TALLINN, Estonia—He was one of thousands of courageous youth who gathered back in 1987 at Raekoja Plats, the town square of Estonia’s capital, Tallinn, to sing forbidden patriotic songs, to unfurl the national blue-black-white flag, and to march to the Tallinn Song Festival Grounds. Sten Weidebaum was there to protest the nearly 50 years of communist occupation by the Soviets.
The Singing Revolution was a series of spontaneous singing events and concerts held nightly in the three Baltic countries of Estonia, Latvia, and Lithuania, between 1987 and 1991.
At the time, Soviet troops were everywhere. Nobody could imagine a military conflict with the Soviet Union, or that a country so huge could ever fall apart, Weidebaum said.
Singing patriotic songs and wearing national costumes were the only ways Estonians knew to resist their suppressors and to feel as close to freedom as possible. Singing bound them as a nation, fortified them psychologically, and assured their politicians (there were three prevailing parties in Estonia at the time) that the people were behind them.
“This tradition [of singing] ... kept up our culture and language, because Soviets did everything [they could] to make our language disappear,” Weidebaum said.
After World War II, in which Estonia lost a quarter of its population, Stalin began to settle ethnic Russians in Estonia as a means of further subjugating the country.
Tusty, whose Estonian father immigrated to America in 1924, together with his wife Maureen, were amazed by the little-known story of the Singing Revolution. They only learned of it while teaching filmmaking to university graduates in Tallinn from 1999 to 2001.
Strategic Nonviolence
For Tusty, the Singing Revolution triumphed because the Estonians consciously used nonviolence in a politically strategic way.“The greater story behind the Singing Revolution is actually timing,” he said.

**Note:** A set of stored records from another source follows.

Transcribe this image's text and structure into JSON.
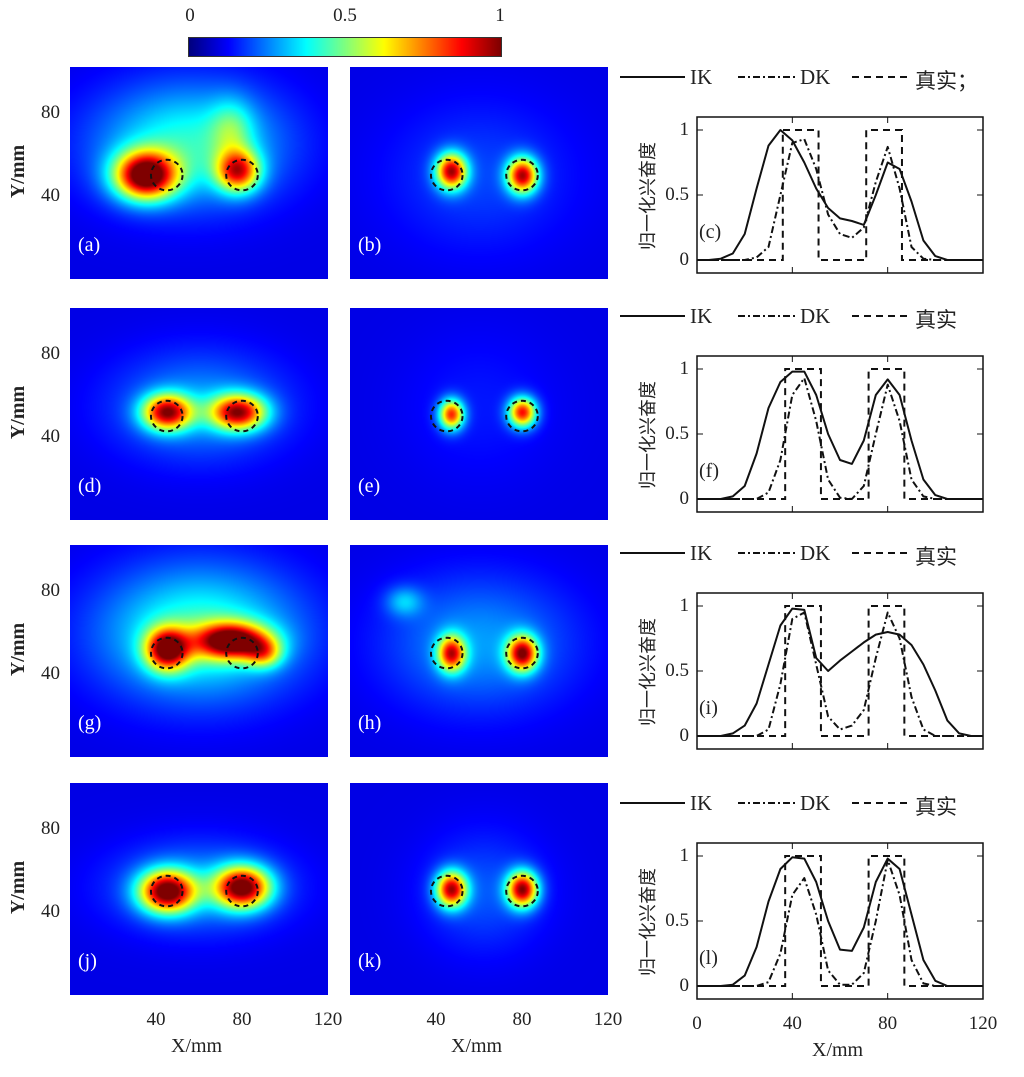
{
  "colorbar": {
    "ticks": [
      "0",
      "0.5",
      "1"
    ],
    "range": [
      0,
      1
    ],
    "colormap": "jet"
  },
  "heatmap_axes": {
    "xlabel": "X/mm",
    "ylabel": "Y/mm",
    "xticks": [
      "40",
      "80",
      "120"
    ],
    "yticks": [
      "40",
      "80"
    ],
    "xlim": [
      0,
      120
    ],
    "ylim": [
      0,
      102
    ]
  },
  "target_circles": [
    {
      "x": 45,
      "y": 50,
      "r": 7
    },
    {
      "x": 80,
      "y": 50,
      "r": 7
    }
  ],
  "line_axes": {
    "xlabel": "X/mm",
    "ylabel": "归一化兴奋度",
    "xticks": [
      "0",
      "40",
      "80",
      "120"
    ],
    "yticks": [
      "0",
      "0.5",
      "1"
    ],
    "xlim": [
      0,
      120
    ],
    "ylim": [
      -0.1,
      1.1
    ]
  },
  "chart_data": {
    "type": "line",
    "heatmaps": [
      {
        "label": "(a)",
        "blobs": [
          [
            35,
            50,
            1,
            10,
            8
          ],
          [
            78,
            52,
            0.72,
            7,
            7
          ],
          [
            55,
            65,
            0.35,
            30,
            20
          ],
          [
            75,
            72,
            0.22,
            7,
            10
          ]
        ]
      },
      {
        "label": "(b)",
        "blobs": [
          [
            47,
            52,
            0.88,
            5,
            6
          ],
          [
            80,
            50,
            0.88,
            5,
            6
          ],
          [
            60,
            50,
            0.1,
            30,
            25
          ]
        ]
      },
      {
        "label": "(d)",
        "blobs": [
          [
            45,
            52,
            0.85,
            8,
            6
          ],
          [
            78,
            52,
            0.85,
            9,
            6
          ],
          [
            60,
            55,
            0.2,
            28,
            18
          ]
        ]
      },
      {
        "label": "(e)",
        "blobs": [
          [
            47,
            51,
            0.78,
            4,
            5
          ],
          [
            80,
            52,
            0.82,
            4.5,
            5
          ],
          [
            60,
            55,
            0.05,
            25,
            25
          ]
        ]
      },
      {
        "label": "(g)",
        "blobs": [
          [
            45,
            52,
            0.85,
            7,
            7
          ],
          [
            75,
            56,
            0.9,
            12,
            6
          ],
          [
            90,
            50,
            0.4,
            6,
            5
          ],
          [
            60,
            60,
            0.38,
            32,
            22
          ]
        ]
      },
      {
        "label": "(h)",
        "blobs": [
          [
            47,
            50,
            0.78,
            4.5,
            6
          ],
          [
            80,
            50,
            0.88,
            5,
            6
          ],
          [
            60,
            55,
            0.2,
            30,
            22
          ],
          [
            25,
            75,
            0.2,
            6,
            5
          ]
        ]
      },
      {
        "label": "(j)",
        "blobs": [
          [
            45,
            50,
            0.95,
            9,
            7
          ],
          [
            80,
            52,
            0.95,
            9,
            7
          ],
          [
            60,
            52,
            0.2,
            28,
            15
          ]
        ]
      },
      {
        "label": "(k)",
        "blobs": [
          [
            47,
            51,
            0.88,
            5,
            6
          ],
          [
            80,
            51,
            0.92,
            5,
            6
          ],
          [
            62,
            50,
            0.12,
            20,
            20
          ]
        ]
      }
    ],
    "x": [
      0,
      5,
      10,
      15,
      20,
      25,
      30,
      35,
      40,
      45,
      50,
      55,
      60,
      65,
      70,
      75,
      80,
      85,
      90,
      95,
      100,
      105,
      110,
      115,
      120
    ],
    "profiles": [
      {
        "label": "(c)",
        "legend": [
          "IK",
          "DK",
          "真实；"
        ],
        "IK": [
          0,
          0,
          0.01,
          0.05,
          0.2,
          0.55,
          0.88,
          1.0,
          0.92,
          0.75,
          0.55,
          0.4,
          0.32,
          0.3,
          0.27,
          0.5,
          0.75,
          0.7,
          0.45,
          0.15,
          0.03,
          0,
          0,
          0,
          0
        ],
        "DK": [
          0,
          0,
          0,
          0,
          0,
          0.02,
          0.1,
          0.5,
          0.9,
          0.93,
          0.7,
          0.35,
          0.2,
          0.17,
          0.25,
          0.6,
          0.87,
          0.55,
          0.1,
          0.01,
          0,
          0,
          0,
          0,
          0
        ],
        "true_intervals": [
          [
            36,
            51
          ],
          [
            71,
            86
          ]
        ]
      },
      {
        "label": "(f)",
        "legend": [
          "IK",
          "DK",
          "真实"
        ],
        "IK": [
          0,
          0,
          0,
          0.02,
          0.1,
          0.35,
          0.7,
          0.9,
          0.98,
          0.98,
          0.8,
          0.5,
          0.3,
          0.27,
          0.45,
          0.8,
          0.92,
          0.8,
          0.45,
          0.15,
          0.03,
          0,
          0,
          0,
          0
        ],
        "DK": [
          0,
          0,
          0,
          0,
          0,
          0,
          0.05,
          0.3,
          0.8,
          0.93,
          0.6,
          0.15,
          0.01,
          0,
          0.1,
          0.5,
          0.88,
          0.6,
          0.15,
          0.02,
          0,
          0,
          0,
          0,
          0
        ],
        "true_intervals": [
          [
            37,
            52
          ],
          [
            72,
            87
          ]
        ]
      },
      {
        "label": "(i)",
        "legend": [
          "IK",
          "DK",
          "真实"
        ],
        "IK": [
          0,
          0,
          0,
          0.02,
          0.08,
          0.25,
          0.55,
          0.85,
          0.98,
          0.97,
          0.6,
          0.5,
          0.58,
          0.65,
          0.72,
          0.78,
          0.8,
          0.78,
          0.7,
          0.55,
          0.35,
          0.12,
          0.02,
          0,
          0
        ],
        "DK": [
          0,
          0,
          0,
          0,
          0,
          0,
          0.05,
          0.4,
          0.9,
          0.95,
          0.55,
          0.15,
          0.05,
          0.08,
          0.2,
          0.6,
          0.95,
          0.75,
          0.3,
          0.05,
          0,
          0,
          0,
          0,
          0
        ],
        "true_intervals": [
          [
            37,
            52
          ],
          [
            72,
            87
          ]
        ]
      },
      {
        "label": "(l)",
        "legend": [
          "IK",
          "DK",
          "真实"
        ],
        "IK": [
          0,
          0,
          0,
          0.01,
          0.08,
          0.3,
          0.65,
          0.9,
          0.99,
          0.98,
          0.8,
          0.5,
          0.28,
          0.27,
          0.45,
          0.8,
          0.98,
          0.9,
          0.55,
          0.2,
          0.04,
          0,
          0,
          0,
          0
        ],
        "DK": [
          0,
          0,
          0,
          0,
          0,
          0,
          0.03,
          0.25,
          0.7,
          0.83,
          0.55,
          0.12,
          0.01,
          0.01,
          0.1,
          0.5,
          0.97,
          0.7,
          0.2,
          0.02,
          0,
          0,
          0,
          0,
          0
        ],
        "true_intervals": [
          [
            37,
            52
          ],
          [
            72,
            87
          ]
        ]
      }
    ]
  }
}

“I do understand that in 1949, under Josef Stalin, if 100,000 Estonians stood in the field and sang forbidden songs, 100,000 Estonians would be sent to prison camps, to the gulag,” he said.
But when Mikhail Gorbachev came to power in 1985 and promoted the policy of “perestroika,” with its openness and freedom of speech, Estonians saw a chance to resist. Gorbachev was softer than Stalin, and they took advantage of that.
“Estonians waited for their moment,” Tusty said.
Because the Estonians knew they were walking on thin ice, they tested resistance. Their first protest in 1986, attempted without first gaining permission, was for environmental reasons and not for politics. When protesters saw that Soviets did nothing in response, they continued breaking the law by one inch every day.
In the first days, 10,000 to 20,000 people walked more than three miles to the Tallinn Song Festival Grounds, where the national song and dance festival (Laulupidu) has been held every five years since 1869.
Often, Soviet authorities would break up the spontaneous concerts by turning off the electricity and saying they were over.
People continued the concerts even after the Soviets banned them. More and more people came every night to sing these songs, with thousands of people singing in plain view of Soviet police.
“By the time Gorbachev understood what was happening, it was four years later, and they [had] moved up a mile,” the film director explained.
The culmination of the Singing Revolution was in September 1988, when the national song festival celebrations in Tallinn were attended by a record 100,000 people, and politicians openly called for independence during the event.
“Gorbachev didn’t understand the implications of his policy: He was a firm communist and had no intention of communism collapsing. But he was naive about what happens when you give people free speech.”
“At that point, there was no turning back. It was just a matter of time, before Estonians were free,” Tusty said.
In the late evening of Aug. 20, 1991, Estonia was pronounced an independent state, without a single life lost.